La Figure 1 montre la distribution de la pression au sol le 7 février à 03 UTC. On voit qu’il y a une surpression au sud des Alpes avec 1038 hPa comparé au nord des Alpes. Etant donné qu’il y a également un gradient de bise (pression plus élevée en Suisse alémanique qu’en Suisse romande), cela implique que la différence de pression est maximale entre le sud des Alpes et la Suisse romande, ce qui explique pourquoi le foehn a soufflé plus fort dans la vallée du Rhône, que dans la vallée de la Reuss ou du Rhin (une fois n’est pas coutume !). En effet, les rafales ont atteint seulement 54 km/h à Andermatt, ce qui n’est rien du tout pour ce village du pied du Gothard tant connu pour ces rafales de foehn tempétueuses.

Evolution de différents paramètres à Evionnaz

La Figure 2 montre l’évolution des rafales et du point de rosée à Evionnaz. On voit très bien la période de foehn entre 03 et 13 UTC le 7 février : le point de rosée chute subitement témoignant de l’asséchement de l’air lié au courant de foehn, alors que les rafales augmentent tout d’un coup à des valeurs de plus de 60 km/h. La fin du foehn à 13 UTC est aussi marquée très nettement par le retour d’une masse d’air plus humide (augmentation du point de rosée).
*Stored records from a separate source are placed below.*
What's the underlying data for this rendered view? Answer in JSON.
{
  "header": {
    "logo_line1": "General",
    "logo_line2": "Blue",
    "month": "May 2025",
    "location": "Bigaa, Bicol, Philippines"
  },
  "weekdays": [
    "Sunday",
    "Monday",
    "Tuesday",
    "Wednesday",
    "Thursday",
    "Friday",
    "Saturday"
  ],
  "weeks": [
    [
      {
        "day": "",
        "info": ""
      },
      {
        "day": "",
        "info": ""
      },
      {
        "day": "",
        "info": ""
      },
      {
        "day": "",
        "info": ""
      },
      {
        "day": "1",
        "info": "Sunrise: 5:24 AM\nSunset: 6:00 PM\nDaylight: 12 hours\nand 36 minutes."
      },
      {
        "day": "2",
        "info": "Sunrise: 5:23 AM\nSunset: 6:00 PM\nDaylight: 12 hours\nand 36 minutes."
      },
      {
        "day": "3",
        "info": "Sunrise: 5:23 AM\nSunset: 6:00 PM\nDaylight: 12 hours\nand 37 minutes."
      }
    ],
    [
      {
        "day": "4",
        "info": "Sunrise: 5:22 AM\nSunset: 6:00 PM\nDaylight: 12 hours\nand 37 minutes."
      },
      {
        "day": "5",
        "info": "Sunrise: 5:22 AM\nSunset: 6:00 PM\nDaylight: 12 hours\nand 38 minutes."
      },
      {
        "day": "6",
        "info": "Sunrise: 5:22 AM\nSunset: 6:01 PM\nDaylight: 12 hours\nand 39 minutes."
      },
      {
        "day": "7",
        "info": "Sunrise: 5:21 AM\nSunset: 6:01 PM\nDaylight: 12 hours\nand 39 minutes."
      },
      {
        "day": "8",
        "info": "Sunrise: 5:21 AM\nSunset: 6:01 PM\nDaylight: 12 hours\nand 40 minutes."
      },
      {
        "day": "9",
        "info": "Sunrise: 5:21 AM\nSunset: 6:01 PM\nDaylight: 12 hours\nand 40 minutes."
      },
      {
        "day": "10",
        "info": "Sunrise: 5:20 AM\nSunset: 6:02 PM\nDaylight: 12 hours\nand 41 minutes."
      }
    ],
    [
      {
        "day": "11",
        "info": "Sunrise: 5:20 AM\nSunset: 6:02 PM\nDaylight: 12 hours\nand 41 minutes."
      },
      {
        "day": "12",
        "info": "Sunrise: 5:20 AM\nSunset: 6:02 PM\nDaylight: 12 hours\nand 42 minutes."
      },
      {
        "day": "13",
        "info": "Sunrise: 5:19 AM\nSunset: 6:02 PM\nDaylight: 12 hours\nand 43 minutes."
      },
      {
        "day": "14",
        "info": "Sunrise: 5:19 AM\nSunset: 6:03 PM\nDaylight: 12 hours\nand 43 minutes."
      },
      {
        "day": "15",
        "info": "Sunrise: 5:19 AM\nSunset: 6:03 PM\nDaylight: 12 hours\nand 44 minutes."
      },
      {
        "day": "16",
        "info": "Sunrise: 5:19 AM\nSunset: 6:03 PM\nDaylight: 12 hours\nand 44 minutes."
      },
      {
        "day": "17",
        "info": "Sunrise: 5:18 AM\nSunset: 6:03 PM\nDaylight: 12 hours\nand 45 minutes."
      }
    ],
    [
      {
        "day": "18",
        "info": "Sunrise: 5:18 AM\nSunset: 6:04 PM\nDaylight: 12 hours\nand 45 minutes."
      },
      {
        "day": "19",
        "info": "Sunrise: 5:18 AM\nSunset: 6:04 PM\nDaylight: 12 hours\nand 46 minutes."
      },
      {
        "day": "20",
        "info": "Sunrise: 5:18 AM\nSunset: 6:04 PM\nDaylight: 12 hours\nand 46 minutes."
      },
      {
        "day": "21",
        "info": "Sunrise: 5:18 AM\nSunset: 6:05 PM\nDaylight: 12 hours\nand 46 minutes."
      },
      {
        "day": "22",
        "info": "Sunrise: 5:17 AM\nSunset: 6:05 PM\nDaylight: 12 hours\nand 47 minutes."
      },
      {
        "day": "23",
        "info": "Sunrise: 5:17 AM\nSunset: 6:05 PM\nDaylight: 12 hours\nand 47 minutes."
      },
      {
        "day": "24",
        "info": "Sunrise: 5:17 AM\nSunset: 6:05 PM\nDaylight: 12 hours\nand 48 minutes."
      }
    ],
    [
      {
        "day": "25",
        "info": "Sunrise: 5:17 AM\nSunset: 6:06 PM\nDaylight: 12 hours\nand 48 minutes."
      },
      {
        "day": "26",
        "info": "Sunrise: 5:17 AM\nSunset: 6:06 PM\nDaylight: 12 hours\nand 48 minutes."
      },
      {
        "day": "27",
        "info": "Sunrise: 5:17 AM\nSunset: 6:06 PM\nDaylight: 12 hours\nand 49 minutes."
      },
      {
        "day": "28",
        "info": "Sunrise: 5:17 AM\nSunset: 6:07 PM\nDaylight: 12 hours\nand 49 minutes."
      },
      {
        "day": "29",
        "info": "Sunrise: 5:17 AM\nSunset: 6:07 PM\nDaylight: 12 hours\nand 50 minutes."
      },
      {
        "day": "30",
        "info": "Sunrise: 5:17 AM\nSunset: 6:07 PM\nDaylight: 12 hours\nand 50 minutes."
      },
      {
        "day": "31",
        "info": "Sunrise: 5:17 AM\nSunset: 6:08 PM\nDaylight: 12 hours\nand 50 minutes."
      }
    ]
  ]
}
La Figure 3 montre l’évolution de la température potentielle à Evionnaz et au Col du grand St-Bernard. La température potentielle représente la température qu’une masse d’air aurait si on la descendait à un niveau de référence. Cela permet de comparer la température à différentes altitudes. En effet, en descendant, l’air entre dans des pressions plus élevées et donc se comprime. Cette compression va réchauffer l’air, tout comme celui de votre pompe à vélo quand vous comprimez l’air de votre chambre à air. Ce mécanisme de compression est l’un des mécanismes principaux qui explique le réchauffement lors d’un épisode de foehn : l’air en descendant depuis le haut de la montagne va se réchauffer. La Figure 4 montre les trajectoires typiques du foehn dans les Alpes. Le courant de foehn à Evionnaz provient souvent du Col du Grand St-Bernard. En comparant la température potentielle à Evionnaz et au Col du Grand St-Bernard, on peut rapidement confirmer si le foehn du 7 février venait bien de ce col. On remarque à 03 UTC que la température potentielle à Evionnaz passe subitement de 3 à 7 °C. Cela montre d’une part le réchauffement du foehn, mais surtout que comme les deux températures potentielles sont pratiquement les mêmes durant tout l’épisode du foehn, l’air provenait très probablement du Col du Grand St-Bernard.

Pourquoi le foehn a soufflé surtout à Evionnaz

Pendant la saison froide, un lac d’air froid se forme souvent dans la vallée du Rhône. Cet air froid étant relativement dense, le courant de foehn plus chaud et plus léger a souvent de la peine à le chasser et finit par glisser par-dessus. Bien que le foehn n’ait pas soufflé à Sion, il suffisait de monter à Crans-Montana pour sentir une forte Lombarde jusqu’à 70 km/h (nom donné au foehn là-bas). Cela montre que le foehn glissait par-dessus le lac d’air froid présent dans la vallée du Rhône en Valais central. La topographie d’Evionnaz fait que la vallée du Rhône est beaucoup plus serrée entre les massifs des Dents du Midi et des Dents de Morcles. Le lac d’air froid s'y retrouve étroit et donc plus facile à chasser. De plus, cette configuration étroite fait que le foehn y est accéléré par effet Venturi, cela explique d’une part que le foehn soit plus fort à Evionnaz, mais aussi ça lui donne un petit « boost » pour chasser l’air froid. Finalement, il faut aussi tenir compte d’un effet d’inertie : le foehn provenant du col du Grand St-Bernard, il descend abruptement le Val d’Entremont, puis ne fait que quelques kilomètres dans la vallée du Rhône avant d’accélérer par effet Venturi entre Vernayaz et Evionnaz. Cette inertie lui permet de facilement chasser l’air froid. A l’inverse à Sion, le foehn provenant du Simplon a plus de distance à parcourir dans la vallée et perd donc en inertie. Cela pourrait expliquer pourquoi le foehn est souvent plus faible Sion. D’ailleurs à Viège, à seulement quelques kilomètres du pied du Simplon, le foehn a soufflé jusqu’à 59 km/h, ce qui vient étayer cette théorie qui n’en demeure pas moins hypothétique. Enfin, il faut tenir compte du fait que la station d’Evionnaz se trouve environ 40 m plus haut que le Rhône, ce qui peut suffire pour que le foehn y soit plus fort.

En conclusion, le foehn est souvent plus fort à Evionnaz dû à la configuration topographique et probablement aussi à la proximité direct du Col du Grand St-Bernard.